Susan Eisenhower, granddaughter of President Dwight D. Eisenhower, spoke with UCA students and faculty about the role her grandfather played in the civil rights movement and the 1957 Little Rock Central High School Crisis Feb. 23.
Eisenhower’s lecture was part of the Arkansas Civil Rights Symposium in the College of Business auditorium.
Eisenhower is president of the Eisenhower Group, which provides strategic counsel on political, business and public affairs projects. She is also chairman emeritus of the Eisenhower Institute, which honors the legacy of the late president.
Eisenhower said her grandfather and his administration prepared for possible social unrest and even civil war after the Supreme Court desegregated public schools in its 1954 Brown vs. the Board of Education of Topeka ruling.
“Few people realize that the Eisenhower administration was already planning for disturbances in American cities, understanding that this was going to necessitate very careful and subtle management of this issue to keep it from exploding into a nationwide situation,” she said. “There was considerable concern that not all of military would not remain loyal to the government, and words of civil war entered the vocabulary from time to time.”
For the Little Rock Central Crisis, President Eisenhower decided to send in the 101st Airborne Division, the same troops that were sent into D-Day in World War II.
D-Day was the day the Battle of Normandy began, where the United States and other countries invaded the mainland of Europe to fight the Nazi occupation.
Eisenhower said that her grandfather believed these troops would remain loyal.
She said her grandfather had a lot on his plate during the Little Rock Central Crisis.
While the Little Rock crisis occurred, she said, President Eisenhower was dealing with international security crises such as the nuclear threats of the Cold War.
“Eisenhower was a war hero and two-term president who came into his second term with an enormous array of crises unfolding around the world,” she said. “[He] managed the nuclear age and the dawn of the space age, which occurred just days after the Little Rock Crisis. This puts in sharp relief the challenges of managing both a domestic crisis and what was perceived as an international security crisis simultaneously during this period.”
Junior Trenton Lyle said he was impressed with Eisenhower’s speech and said he learned a lot from her lecture.
“I never really made the connection between Eisenhower and the Little Rock Nine. I thought that [it] was interesting to know that the Eisenhower [administration] really was the pioneer to the Civil Rights Movement,” Lyle said. “He had two civil rights acts signed under his presidency before John F. Kennedy did.”

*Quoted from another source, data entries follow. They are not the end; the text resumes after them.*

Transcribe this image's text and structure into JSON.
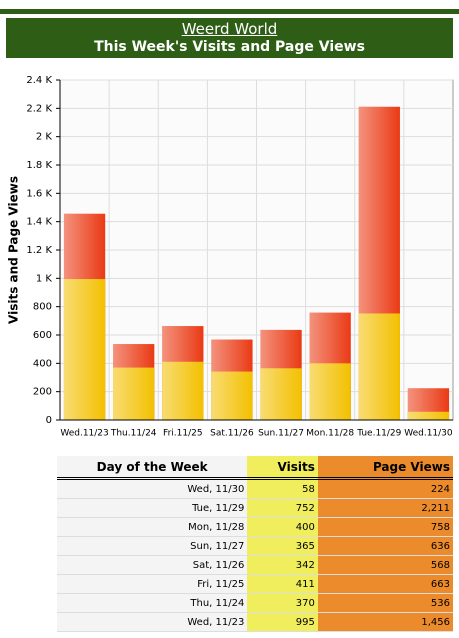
{
  "header": {
    "site": "Weerd World",
    "title": "This Week's Visits and Page Views"
  },
  "chart_data": {
    "type": "bar",
    "ylabel": "Visits and Page Views",
    "categories": [
      "Wed.11/23",
      "Thu.11/24",
      "Fri.11/25",
      "Sat.11/26",
      "Sun.11/27",
      "Mon.11/28",
      "Tue.11/29",
      "Wed.11/30"
    ],
    "series": [
      {
        "name": "Page Views",
        "color": "#ea3a14",
        "values": [
          1456,
          536,
          663,
          568,
          636,
          758,
          2211,
          224
        ]
      },
      {
        "name": "Visits",
        "color": "#f3c000",
        "values": [
          995,
          370,
          411,
          342,
          365,
          400,
          752,
          58
        ]
      }
    ],
    "ylim": [
      0,
      2400
    ],
    "yticks": [
      0,
      200,
      400,
      600,
      800,
      {
        "value": 1000,
        "label": "1 K"
      },
      {
        "value": 1200,
        "label": "1.2 K"
      },
      {
        "value": 1400,
        "label": "1.4 K"
      },
      {
        "value": 1600,
        "label": "1.6 K"
      },
      {
        "value": 1800,
        "label": "1.8 K"
      },
      {
        "value": 2000,
        "label": "2 K"
      },
      {
        "value": 2200,
        "label": "2.2 K"
      },
      {
        "value": 2400,
        "label": "2.4 K"
      }
    ],
    "grid": true
  },
  "table": {
    "header": [
      "Day of the Week",
      "Visits",
      "Page Views"
    ],
    "rows": [
      [
        "Wed, 11/30",
        "58",
        "224"
      ],
      [
        "Tue, 11/29",
        "752",
        "2,211"
      ],
      [
        "Mon, 11/28",
        "400",
        "758"
      ],
      [
        "Sun, 11/27",
        "365",
        "636"
      ],
      [
        "Sat, 11/26",
        "342",
        "568"
      ],
      [
        "Fri, 11/25",
        "411",
        "663"
      ],
      [
        "Thu, 11/24",
        "370",
        "536"
      ],
      [
        "Wed, 11/23",
        "995",
        "1,456"
      ]
    ]
  }
}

Eisenhower said there were scholars who tried to make the case that her grandfather had no real role in civil rights legislation, and that his attorney general was the true leader in shepherding the passage of the acts.
“Now if there was any good that was done, they mostly wanted to prove it was someone else who did it and I just went along for the ride as the passenger,” Eisenhower said, reading a letter her grandfather wrote about his presidency.
“He didn’t look like any passenger I’d ever run across,” Eisenhower said. “This was somebody who was clearly in charge of his world, his space, his intellectual approach.”
President Eisenhower also had a driver who was African-American, she said, which caused the old joke that the driver desegregated the south. If President Eisenhower’s driver could not stay in the same hotel that the president was staying in, President Eisenhower would go somewhere else.
“What made [President Eisenhower’s actions during the Little Rock Crisis] effective and long lasting is that he clearly articulated the principles involved and then took action,” she said. “And it was something that paved the way for Americans to think about the civil rights issue. It was critical that he outline these principles not just for the American people but for the international community as well.”